Vera Vitalievna Glagoleva (Вера Витальевна Глаголева; 31 January 1956 – 16 August 2017) was a Soviet and Russian actress and film director.

Glagoleva was born in Moscow, Russian SFSR, Soviet Union in 1956. She starred in her first film in 1975 after graduating from high school. She was known for her roles in melodramas and romantic comedies, and her most known roles were particularly in At the End of the World, Do Not Shoot at White Swans, To Marry a Captain, Poor Sasha, and in Offending Women is Not Recommended. She made her directorial debut in 1990. In 2014, her film Two Women was released, with Ralph Fiennes starring in it. Glagoleva was awarded the People's Artist of Russia in 2011.

==Personal life==
Glagoleva was first married to actor Rodion Nakhapetov from 1974 to 1988. The couple had two children.

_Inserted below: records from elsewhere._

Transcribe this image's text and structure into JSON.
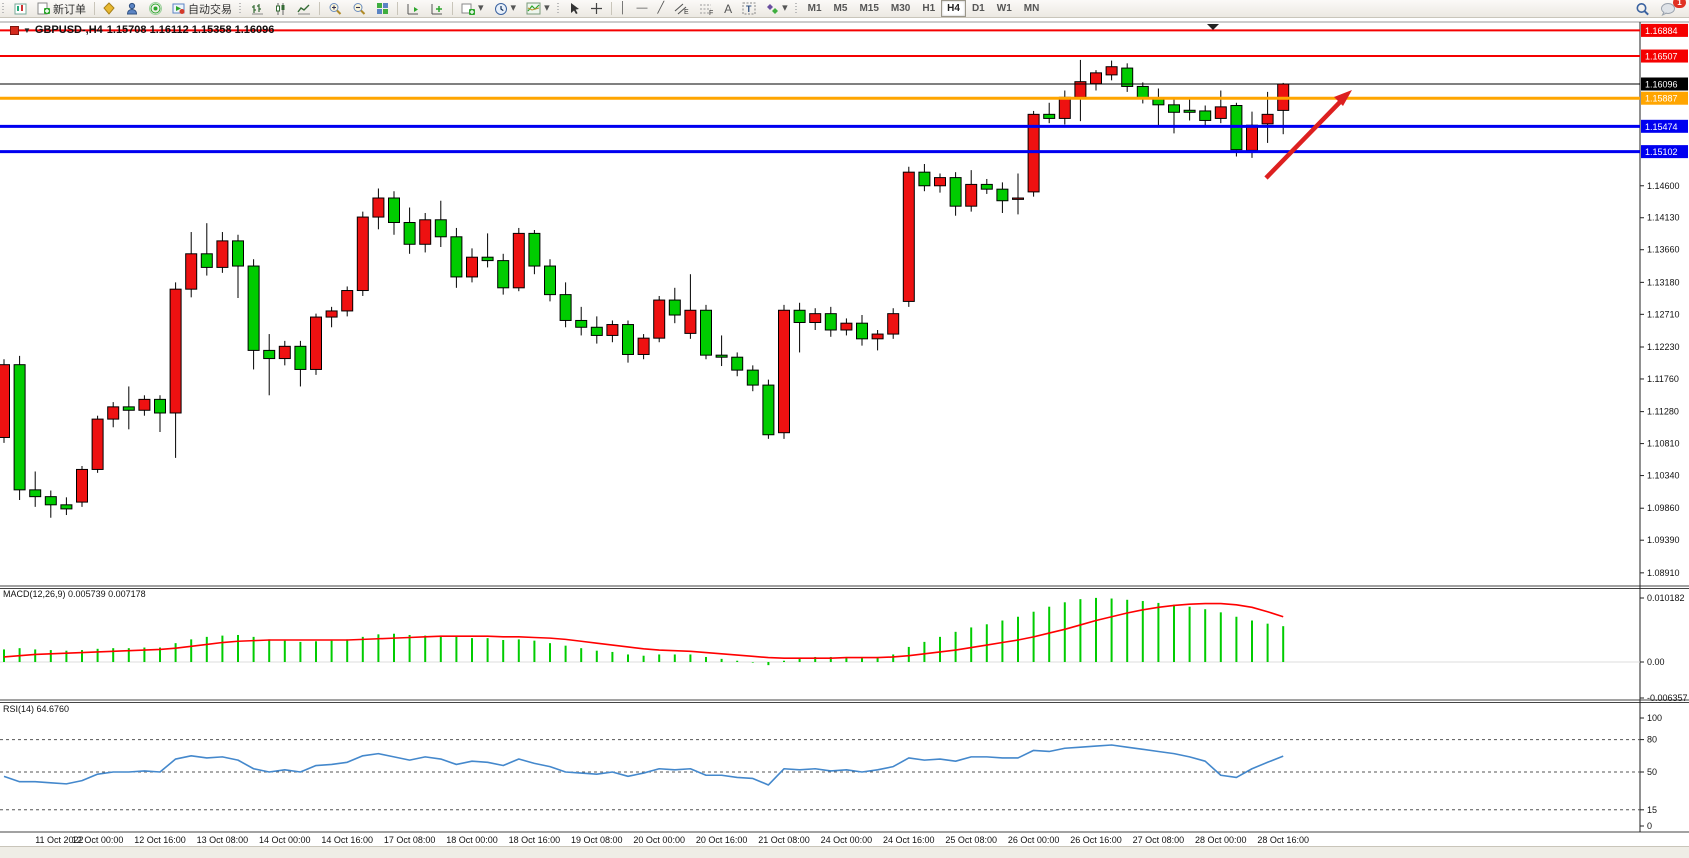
{
  "toolbar": {
    "new_order": "新订单",
    "autotrading": "自动交易",
    "timeframes": [
      "M1",
      "M5",
      "M15",
      "M30",
      "H1",
      "H4",
      "D1",
      "W1",
      "MN"
    ],
    "active_timeframe": "H4",
    "notification_badge": "1",
    "icons": {
      "chart_window": "mini-candles",
      "new_order": "document-green-plus",
      "symbols": "gold-diamond",
      "navigator": "blue-person",
      "signals": "green-broadcast",
      "autotrading": "play-red-dot",
      "bar_chart": "ohlc-bars",
      "candle_chart": "candlesticks",
      "line_chart": "zigzag-line",
      "zoom_in": "magnifier-plus",
      "zoom_out": "magnifier-minus",
      "tile_windows": "colored-grid",
      "indicator_window": "chart-panel",
      "new_chart": "chart-plus-caret",
      "periods": "clock-caret",
      "templates": "chart-lines-caret",
      "cursor": "pointer-arrow",
      "crosshair": "plus-cross",
      "vertical_line": "vertical-bar",
      "horizontal_line": "horizontal-bar",
      "trendline": "diagonal-line",
      "channel": "double-diagonal-E",
      "fibonacci": "diagonal-F",
      "text": "letter-A",
      "text_label": "boxed-T",
      "arrows": "shapes-caret",
      "search": "magnifier",
      "notifications": "speech-bubble"
    }
  },
  "chart": {
    "symbol_title": "GBPUSD-,H4",
    "ohlc_text": "1.15708 1.16112 1.15358 1.16096",
    "price_axis_ticks": [
      "1.14600",
      "1.14130",
      "1.13660",
      "1.13180",
      "1.12710",
      "1.12230",
      "1.11760",
      "1.11280",
      "1.10810",
      "1.10340",
      "1.09860",
      "1.09390",
      "1.08910"
    ],
    "hlines": [
      {
        "label": "1.16884",
        "value": 1.16884,
        "color": "#F50000",
        "width": 2
      },
      {
        "label": "1.16507",
        "value": 1.16507,
        "color": "#F50000",
        "width": 2
      },
      {
        "label": "1.16096",
        "value": 1.16096,
        "color": "#000000",
        "width": 1
      },
      {
        "label": "1.15887",
        "value": 1.15887,
        "color": "#FFA500",
        "width": 3
      },
      {
        "label": "1.15474",
        "value": 1.15474,
        "color": "#0000F0",
        "width": 3
      },
      {
        "label": "1.15102",
        "value": 1.15102,
        "color": "#0000F0",
        "width": 3
      }
    ],
    "x_axis_labels": [
      "11 Oct 2022",
      "12 Oct 00:00",
      "12 Oct 16:00",
      "13 Oct 08:00",
      "14 Oct 00:00",
      "14 Oct 16:00",
      "17 Oct 08:00",
      "18 Oct 00:00",
      "18 Oct 16:00",
      "19 Oct 08:00",
      "20 Oct 00:00",
      "20 Oct 16:00",
      "21 Oct 08:00",
      "24 Oct 00:00",
      "24 Oct 16:00",
      "25 Oct 08:00",
      "26 Oct 00:00",
      "26 Oct 16:00",
      "27 Oct 08:00",
      "28 Oct 00:00",
      "28 Oct 16:00"
    ],
    "arrow_color": "#DD2020"
  },
  "chart_data": {
    "type": "candlestick",
    "symbol": "GBPUSD",
    "timeframe": "H4",
    "title": "GBPUSD-,H4  1.15708 1.16112 1.15358 1.16096",
    "ylim": [
      1.0891,
      1.1712
    ],
    "grid": false,
    "colors": {
      "bull": "#EE1111",
      "bear": "#00CC00",
      "outline": "#000000",
      "macd_hist": "#00CC00",
      "macd_signal": "#FF0000",
      "rsi_line": "#4488CC"
    },
    "candles_format": "[open, high, low, close] per H4 bar, 11 Oct 2022 00:00 to 28 Oct 2022 20:00, weekends skipped",
    "candles": [
      [
        1.109,
        1.1205,
        1.1082,
        1.1197
      ],
      [
        1.1197,
        1.121,
        1.0998,
        1.1013
      ],
      [
        1.1013,
        1.104,
        1.0988,
        1.1003
      ],
      [
        1.1003,
        1.1012,
        1.0972,
        1.0991
      ],
      [
        1.0991,
        1.1002,
        1.0976,
        1.0985
      ],
      [
        1.0995,
        1.1048,
        1.0988,
        1.1043
      ],
      [
        1.1043,
        1.1122,
        1.1038,
        1.1117
      ],
      [
        1.1117,
        1.1142,
        1.1105,
        1.1135
      ],
      [
        1.1135,
        1.1165,
        1.1102,
        1.113
      ],
      [
        1.113,
        1.1152,
        1.1122,
        1.1146
      ],
      [
        1.1146,
        1.1152,
        1.1098,
        1.1126
      ],
      [
        1.1126,
        1.1318,
        1.106,
        1.1308
      ],
      [
        1.1308,
        1.1392,
        1.1296,
        1.136
      ],
      [
        1.136,
        1.1405,
        1.1328,
        1.134
      ],
      [
        1.134,
        1.1392,
        1.1332,
        1.1379
      ],
      [
        1.1379,
        1.1388,
        1.1295,
        1.1342
      ],
      [
        1.1342,
        1.1352,
        1.119,
        1.1218
      ],
      [
        1.1218,
        1.1242,
        1.1152,
        1.1206
      ],
      [
        1.1206,
        1.1232,
        1.1196,
        1.1224
      ],
      [
        1.1224,
        1.1232,
        1.1165,
        1.119
      ],
      [
        1.119,
        1.1272,
        1.1182,
        1.1267
      ],
      [
        1.1267,
        1.1282,
        1.1252,
        1.1276
      ],
      [
        1.1276,
        1.1312,
        1.1268,
        1.1306
      ],
      [
        1.1306,
        1.1422,
        1.1298,
        1.1414
      ],
      [
        1.1414,
        1.1456,
        1.1396,
        1.1442
      ],
      [
        1.1442,
        1.1452,
        1.1388,
        1.1406
      ],
      [
        1.1406,
        1.1428,
        1.136,
        1.1374
      ],
      [
        1.1374,
        1.142,
        1.1362,
        1.141
      ],
      [
        1.141,
        1.1438,
        1.137,
        1.1385
      ],
      [
        1.1385,
        1.1398,
        1.131,
        1.1326
      ],
      [
        1.1326,
        1.1368,
        1.1318,
        1.1355
      ],
      [
        1.1355,
        1.139,
        1.134,
        1.135
      ],
      [
        1.135,
        1.136,
        1.13,
        1.131
      ],
      [
        1.131,
        1.1398,
        1.1305,
        1.139
      ],
      [
        1.139,
        1.1395,
        1.133,
        1.1342
      ],
      [
        1.1342,
        1.1352,
        1.129,
        1.13
      ],
      [
        1.13,
        1.1318,
        1.1252,
        1.1262
      ],
      [
        1.1262,
        1.1282,
        1.124,
        1.1252
      ],
      [
        1.1252,
        1.1268,
        1.1228,
        1.124
      ],
      [
        1.124,
        1.1262,
        1.123,
        1.1256
      ],
      [
        1.1256,
        1.1262,
        1.12,
        1.1212
      ],
      [
        1.1212,
        1.1242,
        1.1205,
        1.1236
      ],
      [
        1.1236,
        1.1298,
        1.123,
        1.1292
      ],
      [
        1.1292,
        1.131,
        1.1258,
        1.127
      ],
      [
        1.1243,
        1.133,
        1.1235,
        1.1277
      ],
      [
        1.1277,
        1.1285,
        1.1205,
        1.1211
      ],
      [
        1.1211,
        1.124,
        1.1195,
        1.1208
      ],
      [
        1.1208,
        1.1215,
        1.118,
        1.1189
      ],
      [
        1.1189,
        1.1196,
        1.1158,
        1.1167
      ],
      [
        1.1167,
        1.1175,
        1.1088,
        1.1094
      ],
      [
        1.1097,
        1.1285,
        1.1088,
        1.1277
      ],
      [
        1.1277,
        1.1288,
        1.1215,
        1.1259
      ],
      [
        1.1259,
        1.128,
        1.1248,
        1.1272
      ],
      [
        1.1272,
        1.1282,
        1.1238,
        1.1248
      ],
      [
        1.1248,
        1.1265,
        1.124,
        1.1258
      ],
      [
        1.1258,
        1.127,
        1.1225,
        1.1235
      ],
      [
        1.1235,
        1.1248,
        1.1218,
        1.1242
      ],
      [
        1.1242,
        1.128,
        1.1235,
        1.1272
      ],
      [
        1.129,
        1.1488,
        1.1282,
        1.148
      ],
      [
        1.148,
        1.1492,
        1.1452,
        1.146
      ],
      [
        1.146,
        1.1478,
        1.145,
        1.1472
      ],
      [
        1.1472,
        1.148,
        1.1416,
        1.143
      ],
      [
        1.143,
        1.1483,
        1.1422,
        1.1462
      ],
      [
        1.1462,
        1.147,
        1.1448,
        1.1455
      ],
      [
        1.1455,
        1.1465,
        1.142,
        1.1438
      ],
      [
        1.144,
        1.1478,
        1.1418,
        1.1442
      ],
      [
        1.1451,
        1.157,
        1.1444,
        1.1565
      ],
      [
        1.1565,
        1.1582,
        1.1552,
        1.1559
      ],
      [
        1.1559,
        1.16,
        1.155,
        1.159
      ],
      [
        1.159,
        1.1645,
        1.1555,
        1.1613
      ],
      [
        1.161,
        1.163,
        1.16,
        1.1626
      ],
      [
        1.1623,
        1.1644,
        1.1615,
        1.1635
      ],
      [
        1.1633,
        1.164,
        1.1598,
        1.1606
      ],
      [
        1.1606,
        1.1612,
        1.1581,
        1.1589
      ],
      [
        1.1589,
        1.1603,
        1.1549,
        1.1579
      ],
      [
        1.1579,
        1.159,
        1.1537,
        1.1568
      ],
      [
        1.1571,
        1.159,
        1.1556,
        1.1568
      ],
      [
        1.157,
        1.1578,
        1.1546,
        1.1556
      ],
      [
        1.1559,
        1.16,
        1.1552,
        1.1576
      ],
      [
        1.1578,
        1.1582,
        1.1503,
        1.1513
      ],
      [
        1.1512,
        1.1569,
        1.1501,
        1.1549
      ],
      [
        1.1551,
        1.1598,
        1.1523,
        1.1565
      ],
      [
        1.15708,
        1.16112,
        1.15358,
        1.16096
      ]
    ],
    "macd": {
      "label": "MACD(12,26,9)",
      "main_value": "0.005739",
      "signal_value": "0.007178",
      "axis_labels": [
        "0.010182",
        "0.00",
        "-0.006357"
      ],
      "axis_values": [
        0.010182,
        0.0,
        -0.006357
      ],
      "histogram": [
        0.002,
        0.0022,
        0.002,
        0.0019,
        0.0018,
        0.0019,
        0.0021,
        0.0022,
        0.0022,
        0.0023,
        0.0023,
        0.003,
        0.0036,
        0.004,
        0.0042,
        0.0043,
        0.004,
        0.0036,
        0.0034,
        0.0032,
        0.0033,
        0.0034,
        0.0036,
        0.004,
        0.0044,
        0.0045,
        0.0043,
        0.0042,
        0.0042,
        0.004,
        0.0038,
        0.0038,
        0.0035,
        0.0036,
        0.0034,
        0.003,
        0.0026,
        0.0022,
        0.0018,
        0.0016,
        0.0012,
        0.001,
        0.0012,
        0.0012,
        0.0012,
        0.0008,
        0.0005,
        0.0002,
        -0.0001,
        -0.0005,
        0.0002,
        0.0006,
        0.0008,
        0.0008,
        0.0008,
        0.0007,
        0.0008,
        0.0012,
        0.0024,
        0.0032,
        0.004,
        0.0048,
        0.0055,
        0.006,
        0.0066,
        0.0072,
        0.008,
        0.0088,
        0.0095,
        0.01,
        0.0102,
        0.0101,
        0.0099,
        0.0097,
        0.0094,
        0.0091,
        0.0088,
        0.0084,
        0.0079,
        0.0072,
        0.0066,
        0.0061,
        0.0057
      ],
      "signal": [
        0.0008,
        0.001,
        0.0012,
        0.0013,
        0.0014,
        0.0015,
        0.0016,
        0.0017,
        0.0018,
        0.0019,
        0.002,
        0.0022,
        0.0025,
        0.0028,
        0.0031,
        0.0033,
        0.0034,
        0.0035,
        0.0035,
        0.0035,
        0.0035,
        0.0035,
        0.0035,
        0.0036,
        0.0037,
        0.0038,
        0.0039,
        0.004,
        0.0041,
        0.0041,
        0.0041,
        0.0041,
        0.004,
        0.004,
        0.0039,
        0.0038,
        0.0036,
        0.0033,
        0.003,
        0.0027,
        0.0024,
        0.0021,
        0.0019,
        0.0018,
        0.0017,
        0.0015,
        0.0013,
        0.0011,
        0.0009,
        0.0007,
        0.0006,
        0.0006,
        0.0006,
        0.0006,
        0.0007,
        0.0007,
        0.0007,
        0.0008,
        0.001,
        0.0013,
        0.0016,
        0.0019,
        0.0023,
        0.0027,
        0.0031,
        0.0035,
        0.004,
        0.0046,
        0.0052,
        0.0059,
        0.0066,
        0.0072,
        0.0078,
        0.0083,
        0.0087,
        0.009,
        0.0092,
        0.0093,
        0.0093,
        0.0091,
        0.0087,
        0.008,
        0.0072
      ]
    },
    "rsi": {
      "label": "RSI(14)",
      "value": "64.6760",
      "axis_labels": [
        "100",
        "80",
        "50",
        "15",
        "0"
      ],
      "axis_values": [
        100,
        80,
        50,
        15,
        0
      ],
      "levels": [
        80,
        50,
        15
      ],
      "series": [
        46,
        41,
        41,
        40,
        39,
        42,
        48,
        50,
        50,
        51,
        50,
        62,
        65,
        63,
        64,
        61,
        53,
        50,
        52,
        50,
        56,
        57,
        59,
        65,
        67,
        64,
        61,
        64,
        62,
        57,
        60,
        59,
        56,
        62,
        58,
        55,
        50,
        49,
        48,
        50,
        46,
        49,
        53,
        52,
        53,
        47,
        47,
        45,
        44,
        38,
        53,
        52,
        53,
        51,
        52,
        50,
        52,
        55,
        63,
        61,
        62,
        60,
        64,
        64,
        63,
        63,
        70,
        69,
        72,
        73,
        74,
        75,
        73,
        71,
        69,
        67,
        64,
        60,
        47,
        45,
        53,
        59,
        64.68
      ]
    }
  }
}
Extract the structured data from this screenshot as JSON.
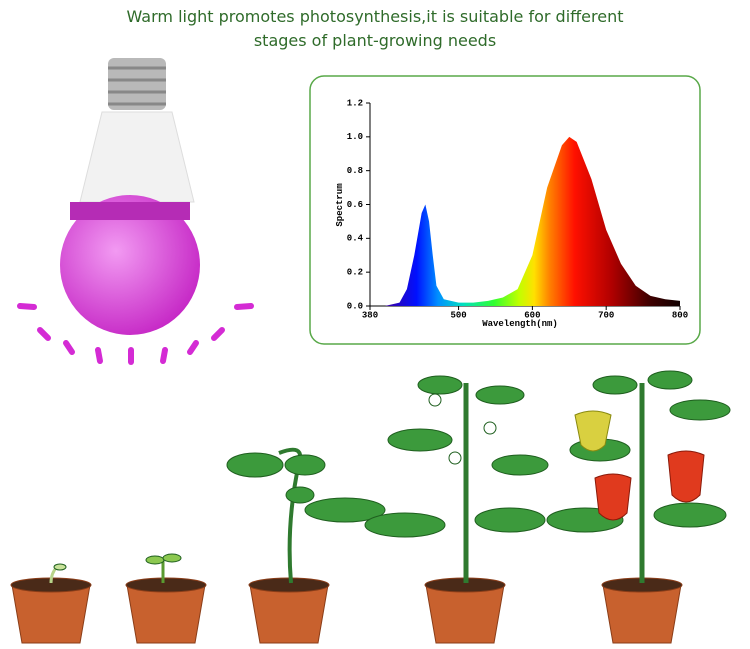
{
  "header": {
    "lines": [
      "Warm light promotes photosynthesis,it is suitable for different",
      "stages of plant-growing needs"
    ]
  },
  "chart_data": {
    "type": "area",
    "x_label": "Wavelength(nm)",
    "y_label": "Spectrum",
    "x": [
      400,
      420,
      430,
      440,
      450,
      455,
      460,
      465,
      470,
      480,
      500,
      520,
      540,
      560,
      580,
      600,
      620,
      640,
      650,
      660,
      680,
      700,
      720,
      740,
      760,
      780,
      800
    ],
    "y": [
      0,
      0.02,
      0.1,
      0.3,
      0.55,
      0.6,
      0.5,
      0.3,
      0.12,
      0.04,
      0.02,
      0.02,
      0.03,
      0.05,
      0.1,
      0.3,
      0.7,
      0.95,
      1.0,
      0.97,
      0.75,
      0.45,
      0.25,
      0.12,
      0.06,
      0.04,
      0.03
    ],
    "xlim": [
      380,
      800
    ],
    "ylim": [
      0,
      1.2
    ],
    "xticks": [
      380,
      500,
      600,
      700,
      800
    ],
    "yticks": [
      {
        "value": 0,
        "label": "0.0"
      },
      {
        "value": 0.2,
        "label": "0.2"
      },
      {
        "value": 0.4,
        "label": "0.4"
      },
      {
        "value": 0.6,
        "label": "0.6"
      },
      {
        "value": 0.8,
        "label": "0.8"
      },
      {
        "value": 1,
        "label": "1.0"
      },
      {
        "value": 1.2,
        "label": "1.2"
      }
    ]
  }
}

Later, she married for the second time to businessman Kirill Shubsky and had one daughter.

Glagoleva's daughter, Nastya Shubskaya is married to hockey great Alexander Ovechkin, and acted in a commercial with her husband and his teammate, Nicklas Backstrom, for MassMutual Insurance. They have two children.

Glagoleva died at a hospital in Germany on 16 August 2017 of cancer at the age of 61.